Grady
Porterville, Texas
“She’s disfigured. If you can’t handle that, I’ll find a different man to be her husband,” Anna-Marie said when she prepared me for her cousin’s arrival.
It was completely unnecessary, but I can appreciate her concern over her relative’s vanity. Scars can cripple a man’s self-worth just as easily. I’ve seen men missing limbs who become shells of themselves rather than stand tall for surviving the unsurvivable.
I don’t care about her scars. She’s willing to uproot her entire life to move out to a small Texas town that’s barely more civilized than the wilderness surrounding it. That’s all that matters to me.
She’s willing to take a chance on me. That’s more than any other woman was willing to do. No woman wanted to follow me out here or wait for me to set up the store. Not the women in my home city of Charleston, South Carolina and not the women of Austin, Texas either. They saw me as a gamble, rather than a man worth marrying.
For a long time, I thought I was the flawed one. That each failed courtship was a mark against me. But then I met Henry Benson and his wife. Two years ago, he was a jaded Texas Ranger, the polar opposite of his young wife, with no house, and a job that put his life at risk every day.
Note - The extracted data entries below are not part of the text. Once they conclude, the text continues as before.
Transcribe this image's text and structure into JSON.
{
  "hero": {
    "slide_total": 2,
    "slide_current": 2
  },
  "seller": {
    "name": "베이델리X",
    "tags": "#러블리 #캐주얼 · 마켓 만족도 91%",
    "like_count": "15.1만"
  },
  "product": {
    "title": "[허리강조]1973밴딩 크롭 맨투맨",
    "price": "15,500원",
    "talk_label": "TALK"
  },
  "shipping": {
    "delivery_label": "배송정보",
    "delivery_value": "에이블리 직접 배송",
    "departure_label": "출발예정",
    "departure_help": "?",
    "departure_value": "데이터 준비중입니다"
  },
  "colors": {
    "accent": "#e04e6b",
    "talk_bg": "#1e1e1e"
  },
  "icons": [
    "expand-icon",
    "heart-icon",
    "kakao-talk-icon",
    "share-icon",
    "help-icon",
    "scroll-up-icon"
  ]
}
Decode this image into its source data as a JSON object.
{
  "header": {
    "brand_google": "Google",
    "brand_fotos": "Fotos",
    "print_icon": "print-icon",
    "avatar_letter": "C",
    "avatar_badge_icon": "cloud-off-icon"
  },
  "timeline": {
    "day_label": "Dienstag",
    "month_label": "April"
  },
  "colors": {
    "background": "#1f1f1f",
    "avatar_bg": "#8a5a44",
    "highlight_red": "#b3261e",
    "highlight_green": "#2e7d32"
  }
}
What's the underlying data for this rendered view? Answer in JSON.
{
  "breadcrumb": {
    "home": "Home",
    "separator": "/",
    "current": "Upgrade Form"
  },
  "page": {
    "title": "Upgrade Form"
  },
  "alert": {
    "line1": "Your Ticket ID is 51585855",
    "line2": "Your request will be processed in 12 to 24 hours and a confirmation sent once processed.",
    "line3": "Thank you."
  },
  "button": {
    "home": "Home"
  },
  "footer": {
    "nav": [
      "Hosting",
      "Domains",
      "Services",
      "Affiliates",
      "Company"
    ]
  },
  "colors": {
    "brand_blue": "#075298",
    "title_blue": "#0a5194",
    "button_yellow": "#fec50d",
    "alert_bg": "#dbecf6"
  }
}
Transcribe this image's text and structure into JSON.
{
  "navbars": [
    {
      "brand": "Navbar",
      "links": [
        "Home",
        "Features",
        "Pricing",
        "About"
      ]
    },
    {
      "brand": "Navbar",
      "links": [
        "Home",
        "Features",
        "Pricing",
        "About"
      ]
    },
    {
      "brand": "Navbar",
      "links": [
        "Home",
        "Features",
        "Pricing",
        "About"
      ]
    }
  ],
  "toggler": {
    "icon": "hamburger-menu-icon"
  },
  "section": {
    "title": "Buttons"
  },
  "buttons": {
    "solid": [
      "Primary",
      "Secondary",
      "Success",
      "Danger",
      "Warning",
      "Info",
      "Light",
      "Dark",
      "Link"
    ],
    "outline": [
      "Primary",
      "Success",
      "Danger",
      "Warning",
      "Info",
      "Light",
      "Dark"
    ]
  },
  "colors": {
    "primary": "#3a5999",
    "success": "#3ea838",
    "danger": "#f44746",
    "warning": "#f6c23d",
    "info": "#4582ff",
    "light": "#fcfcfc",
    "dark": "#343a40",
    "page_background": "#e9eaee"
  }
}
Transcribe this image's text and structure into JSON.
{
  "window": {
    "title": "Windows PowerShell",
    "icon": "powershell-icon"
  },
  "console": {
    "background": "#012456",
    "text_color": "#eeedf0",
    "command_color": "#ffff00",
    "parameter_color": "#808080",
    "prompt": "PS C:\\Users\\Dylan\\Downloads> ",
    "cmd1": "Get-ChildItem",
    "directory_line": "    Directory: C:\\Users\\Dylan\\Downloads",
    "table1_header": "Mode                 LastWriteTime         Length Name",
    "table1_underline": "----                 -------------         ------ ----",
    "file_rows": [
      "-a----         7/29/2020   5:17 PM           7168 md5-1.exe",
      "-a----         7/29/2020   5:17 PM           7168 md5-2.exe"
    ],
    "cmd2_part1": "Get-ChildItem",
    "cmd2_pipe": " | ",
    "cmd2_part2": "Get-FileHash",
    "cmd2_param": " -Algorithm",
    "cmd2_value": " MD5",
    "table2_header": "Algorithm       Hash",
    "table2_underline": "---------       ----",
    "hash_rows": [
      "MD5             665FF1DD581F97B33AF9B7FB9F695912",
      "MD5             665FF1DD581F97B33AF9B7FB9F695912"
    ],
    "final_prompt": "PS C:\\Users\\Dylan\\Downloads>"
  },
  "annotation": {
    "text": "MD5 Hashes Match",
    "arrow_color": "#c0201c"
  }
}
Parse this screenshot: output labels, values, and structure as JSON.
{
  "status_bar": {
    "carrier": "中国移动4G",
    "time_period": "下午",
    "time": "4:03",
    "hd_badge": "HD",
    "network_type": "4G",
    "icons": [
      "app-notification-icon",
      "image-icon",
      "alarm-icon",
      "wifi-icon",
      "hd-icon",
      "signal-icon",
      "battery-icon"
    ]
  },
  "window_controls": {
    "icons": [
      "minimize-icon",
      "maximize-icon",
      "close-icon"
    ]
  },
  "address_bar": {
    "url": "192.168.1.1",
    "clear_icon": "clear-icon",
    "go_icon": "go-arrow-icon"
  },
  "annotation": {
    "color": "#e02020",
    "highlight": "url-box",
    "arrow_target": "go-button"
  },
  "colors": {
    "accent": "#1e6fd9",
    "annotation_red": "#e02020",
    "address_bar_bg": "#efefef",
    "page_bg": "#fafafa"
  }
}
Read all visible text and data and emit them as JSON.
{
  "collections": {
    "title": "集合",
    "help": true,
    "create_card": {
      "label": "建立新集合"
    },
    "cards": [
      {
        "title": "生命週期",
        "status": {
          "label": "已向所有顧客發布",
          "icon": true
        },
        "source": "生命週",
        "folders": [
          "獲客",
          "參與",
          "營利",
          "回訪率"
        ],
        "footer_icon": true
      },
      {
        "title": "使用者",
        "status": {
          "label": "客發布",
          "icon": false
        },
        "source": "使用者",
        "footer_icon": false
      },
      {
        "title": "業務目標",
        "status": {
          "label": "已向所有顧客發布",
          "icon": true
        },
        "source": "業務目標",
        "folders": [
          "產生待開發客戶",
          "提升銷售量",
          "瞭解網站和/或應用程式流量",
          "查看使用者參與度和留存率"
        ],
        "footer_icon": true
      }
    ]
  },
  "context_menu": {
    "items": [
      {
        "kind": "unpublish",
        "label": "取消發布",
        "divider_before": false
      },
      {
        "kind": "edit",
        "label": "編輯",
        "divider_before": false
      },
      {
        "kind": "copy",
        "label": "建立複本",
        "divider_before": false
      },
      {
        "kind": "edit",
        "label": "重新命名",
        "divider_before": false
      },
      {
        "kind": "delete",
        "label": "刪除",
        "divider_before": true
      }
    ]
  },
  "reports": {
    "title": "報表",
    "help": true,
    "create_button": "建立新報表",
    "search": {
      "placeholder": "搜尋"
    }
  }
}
And she still married him.
I have a house, a respectable business, and enough money in the bank to spoil my wife silly. All that’s missing is the wife. Every available woman within fifty miles is either a widow old enough to be my grandmother or too young. I want a wife, not a child I’ll have to finish raising.
Rose Worthington is younger than me, but she’s also a survivor. A woman who has endured suffering and felt the harsh sting of public ridicule. She’ll make a fine wife.
Anna-Marie offered to meet her cousin first, but I insisted that I be the first one to welcome Rose to Porterville. It’s only proper considering that by sundown I’ll be her husband. Her letter reached me before Anna-Marie received her reply. This far from the city, our mail delivery is unreliable at best. It’s a near miracle that both letters arrived altogether.
Like her cousin before her, she’s willing to marry a stranger sight unseen. I had already sent my fiancée a telegram, confirming our engagement before the sheriff’s wife knew her cousin was moving to our small town.
The shop is closed for today. I’ll have to open tomorrow, or my regulars will be tempted to shop at Morgan’s. Hopefully, Rose will understand why we can’t have a lengthy honeymoon. Perhaps in a year or two I’ll have someone reliable to help run the store in my absence.
“Today’s the day huh?” Sheriff Benson asks as he joins me at the edge of town.
It’s more words than he normally speaks to me, but the question is redundant.
The stagecoach bringing my bride the last few miles of her journey is as reliable as our mail carrier. The two-horse coach could come thundering over the plains within the next hour, or it could chase the sun over the horizon tonight.
I should’ve closed the store for a few extra days and borrowed a wagon to fetch her directly from the train in Austin.
“Anna says her cousin likes lilies.”
“That would be helpful if we had a florist.”
The gruff man is quiet for a minute. I think he’s about to abandon me to my post when he coughs. Then when I don’t react, he coughs again. When I turn to face the other man, I find him holding out a length of cloth with a lily pattern printed on it.
“Anna wanted you to have it to give to Rose,” he says thrusting it out towards me. “She found it in Austin, and she’s been saving it for something special.”
I take the cotton fabric from him, grateful that his wife had the foresight to send a gift, even if I could kick my own ass for not bringing her something. I sell gifts to forgetful husbands every day of the week. Never thought I would be one of the pathetic bastards.
“Thank you.”
“I’ll tell Anna,” he replies over his shoulder already walking back towards town. “Don’t fuck this up Grady or my wife will kill you.”
I can’t help but scoff at the idea of the petite brunette trying to murder someone. Henry halts in his tracks.
“You’re right,” he agrees with my unspoken assessment of his wife. “She couldn’t.”
He turns just enough that I can make out the serious expression turning his face grim.
“But if she asked, I wouldn’t hesitate.”
Rose
Travel is grossly over romanticized. For the umpteenth time, my stomach rolls as the stagecoach lurches. Whether the driver is attempting to flip us or one of the wheels is lopsided, the result is the same.